6.3. Shortcomings of Existing Methods for Imaging Defects on Industrial Surfaces
Despite many advances, there are still some shortcomings of the current methods for defect imaging on industrial surfaces:
Existing datasets of industrial surface defects are relatively small, and there is a lack of a common large canonical industrial defect dataset as a benchmark for defect model generation. In addition, all existing deep learning methods require real defect images for training, but in practice the number of certain types of defects is very small, single sample or even zero sample, but the existing methods pay less attention to this point.
Most of the current defect image generation methods are specific to the characteristics of a particular defect image, and once you change a defect image, you have to design a new network or structure, etc., so there is a need to study methods with more generality.
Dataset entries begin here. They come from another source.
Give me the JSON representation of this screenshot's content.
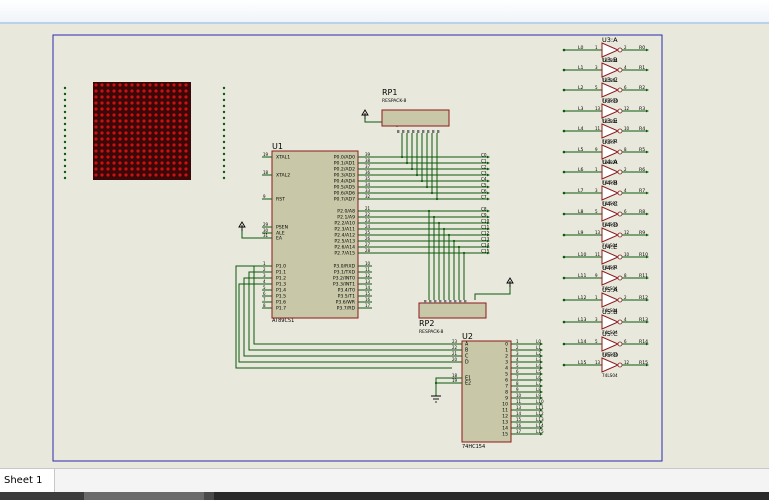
{
  "tab": {
    "label": "Sheet 1"
  },
  "colors": {
    "wire": "#0b5a0b",
    "chip_fill": "#c8c8a8",
    "chip_border": "#8b1a1a",
    "led": "#cc1010",
    "frame": "#2a2aaa",
    "text": "#000000"
  },
  "matrix": {
    "rows": 16,
    "cols": 16
  },
  "rp1": {
    "ref": "RP1",
    "value": "RESPACK-8"
  },
  "rp2": {
    "ref": "RP2",
    "value": "RESPACK-8"
  },
  "u1": {
    "ref": "U1",
    "part": "AT89C51",
    "left_pins": [
      {
        "num": "19",
        "name": "XTAL1"
      },
      {
        "num": "18",
        "name": "XTAL2"
      },
      {
        "num": "9",
        "name": "RST"
      },
      {
        "num": "29",
        "name": "PSEN"
      },
      {
        "num": "30",
        "name": "ALE"
      },
      {
        "num": "31",
        "name": "EA"
      },
      {
        "num": "1",
        "name": "P1.0"
      },
      {
        "num": "2",
        "name": "P1.1"
      },
      {
        "num": "3",
        "name": "P1.2"
      },
      {
        "num": "4",
        "name": "P1.3"
      },
      {
        "num": "5",
        "name": "P1.4"
      },
      {
        "num": "6",
        "name": "P1.5"
      },
      {
        "num": "7",
        "name": "P1.6"
      },
      {
        "num": "8",
        "name": "P1.7"
      }
    ],
    "right_pins": [
      {
        "num": "39",
        "name": "P0.0/AD0"
      },
      {
        "num": "38",
        "name": "P0.1/AD1"
      },
      {
        "num": "37",
        "name": "P0.2/AD2"
      },
      {
        "num": "36",
        "name": "P0.3/AD3"
      },
      {
        "num": "35",
        "name": "P0.4/AD4"
      },
      {
        "num": "34",
        "name": "P0.5/AD5"
      },
      {
        "num": "33",
        "name": "P0.6/AD6"
      },
      {
        "num": "32",
        "name": "P0.7/AD7"
      },
      {
        "num": "21",
        "name": "P2.0/A8"
      },
      {
        "num": "22",
        "name": "P2.1/A9"
      },
      {
        "num": "23",
        "name": "P2.2/A10"
      },
      {
        "num": "24",
        "name": "P2.3/A11"
      },
      {
        "num": "25",
        "name": "P2.4/A12"
      },
      {
        "num": "26",
        "name": "P2.5/A13"
      },
      {
        "num": "27",
        "name": "P2.6/A14"
      },
      {
        "num": "28",
        "name": "P2.7/A15"
      },
      {
        "num": "10",
        "name": "P3.0/RXD"
      },
      {
        "num": "11",
        "name": "P3.1/TXD"
      },
      {
        "num": "12",
        "name": "P3.2/INT0"
      },
      {
        "num": "13",
        "name": "P3.3/INT1"
      },
      {
        "num": "14",
        "name": "P3.4/T0"
      },
      {
        "num": "15",
        "name": "P3.5/T1"
      },
      {
        "num": "16",
        "name": "P3.6/WR"
      },
      {
        "num": "17",
        "name": "P3.7/RD"
      }
    ]
  },
  "u2": {
    "ref": "U2",
    "part": "74HC154",
    "inputs": [
      {
        "num": "23",
        "name": "A"
      },
      {
        "num": "22",
        "name": "B"
      },
      {
        "num": "21",
        "name": "C"
      },
      {
        "num": "20",
        "name": "D"
      },
      {
        "num": "18",
        "name": "E1"
      },
      {
        "num": "19",
        "name": "E2"
      }
    ],
    "outputs": [
      {
        "num": "1",
        "name": "0",
        "net": "L0"
      },
      {
        "num": "2",
        "name": "1",
        "net": "L1"
      },
      {
        "num": "3",
        "name": "2",
        "net": "L2"
      },
      {
        "num": "4",
        "name": "3",
        "net": "L3"
      },
      {
        "num": "5",
        "name": "4",
        "net": "L4"
      },
      {
        "num": "6",
        "name": "5",
        "net": "L5"
      },
      {
        "num": "7",
        "name": "6",
        "net": "L6"
      },
      {
        "num": "8",
        "name": "7",
        "net": "L7"
      },
      {
        "num": "9",
        "name": "8",
        "net": "L8"
      },
      {
        "num": "10",
        "name": "9",
        "net": "L9"
      },
      {
        "num": "11",
        "name": "10",
        "net": "L10"
      },
      {
        "num": "13",
        "name": "11",
        "net": "L11"
      },
      {
        "num": "14",
        "name": "12",
        "net": "L12"
      },
      {
        "num": "15",
        "name": "13",
        "net": "L13"
      },
      {
        "num": "16",
        "name": "14",
        "net": "L14"
      },
      {
        "num": "17",
        "name": "15",
        "net": "L15"
      }
    ]
  },
  "port_nets": [
    "C0",
    "C1",
    "C2",
    "C3",
    "C4",
    "C5",
    "C6",
    "C7",
    "C8",
    "C9",
    "C10",
    "C11",
    "C12",
    "C13",
    "C14",
    "C15"
  ],
  "inverters": [
    {
      "ref": "U3:A",
      "part": "74LS04",
      "in_net": "L0",
      "out_net": "R0",
      "in_pin": "1",
      "out_pin": "2"
    },
    {
      "ref": "U3:B",
      "part": "74LS04",
      "in_net": "L1",
      "out_net": "R1",
      "in_pin": "3",
      "out_pin": "4"
    },
    {
      "ref": "U3:C",
      "part": "74LS04",
      "in_net": "L2",
      "out_net": "R2",
      "in_pin": "5",
      "out_pin": "6"
    },
    {
      "ref": "U3:D",
      "part": "74LS04",
      "in_net": "L3",
      "out_net": "R3",
      "in_pin": "13",
      "out_pin": "12"
    },
    {
      "ref": "U3:E",
      "part": "74LS04",
      "in_net": "L4",
      "out_net": "R4",
      "in_pin": "11",
      "out_pin": "10"
    },
    {
      "ref": "U3:F",
      "part": "74LS04",
      "in_net": "L5",
      "out_net": "R5",
      "in_pin": "9",
      "out_pin": "8"
    },
    {
      "ref": "U4:A",
      "part": "74LS04",
      "in_net": "L6",
      "out_net": "R6",
      "in_pin": "1",
      "out_pin": "2"
    },
    {
      "ref": "U4:B",
      "part": "74LS04",
      "in_net": "L7",
      "out_net": "R7",
      "in_pin": "3",
      "out_pin": "4"
    },
    {
      "ref": "U4:C",
      "part": "74LS04",
      "in_net": "L8",
      "out_net": "R8",
      "in_pin": "5",
      "out_pin": "6"
    },
    {
      "ref": "U4:D",
      "part": "74LS04",
      "in_net": "L9",
      "out_net": "R9",
      "in_pin": "13",
      "out_pin": "12"
    },
    {
      "ref": "U4:E",
      "part": "74LS04",
      "in_net": "L10",
      "out_net": "R10",
      "in_pin": "11",
      "out_pin": "10"
    },
    {
      "ref": "U4:F",
      "part": "74LS04",
      "in_net": "L11",
      "out_net": "R11",
      "in_pin": "9",
      "out_pin": "8"
    },
    {
      "ref": "U5:A",
      "part": "74LS04",
      "in_net": "L12",
      "out_net": "R12",
      "in_pin": "1",
      "out_pin": "2"
    },
    {
      "ref": "U5:B",
      "part": "74LS04",
      "in_net": "L13",
      "out_net": "R13",
      "in_pin": "3",
      "out_pin": "4"
    },
    {
      "ref": "U5:C",
      "part": "74LS04",
      "in_net": "L14",
      "out_net": "R14",
      "in_pin": "5",
      "out_pin": "6"
    },
    {
      "ref": "U5:D",
      "part": "74LS04",
      "in_net": "L15",
      "out_net": "R15",
      "in_pin": "13",
      "out_pin": "12"
    }
  ]
}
Existing commonly used evaluation metrics generally calculate the gap of a certain aspect to judge the quality of the generated image, but this is not fully applicable to defect images. Defect images are different from general image generation tasks, with problems such as complex defect morphology, large defect size range, and interference from background information, so there is a lack of an index that can evaluate the quality of generated defect images in a more objective and comprehensive way.
6.4. Future Research Directions
By combining the current research progress in defect image generation, it is possible to look forward to future research directions.
Traditional methods have the advantages of speed and interpretability over deep learning methods, so it is also interesting to investigate how to generate images of multiple defect types with similarity to real defects using traditional methods.
Diffusion models have better stability and interpretability than generative adversarial networks (GANs), which are usually based on two neural networks playing off each other, one to generate samples and the other to discriminate between real and generated samples. This approach typically requires a large amount of training data and computational resources, and suffers from training instability and pattern collapse. The diffusion model, on the other hand, is based on traditional mathematical models and has better stability and interpretability. It does not require a large amount of training data and can learn and predict from a small amount of data. In addition, the diffusion model can control its sensitivity and robustness by adjusting the model parameters to adapt to different data distributions and noise situations.
In addition, in practice, the number of a certain defect image may be single digit or even only one, this time how to go through one or more images to generate defect images need to be studied, there is related work with a single defect image generation [
55], the future can be combined with the relevant structures and methods in small-sample learning or zero-sample learning to perform the defect image generation.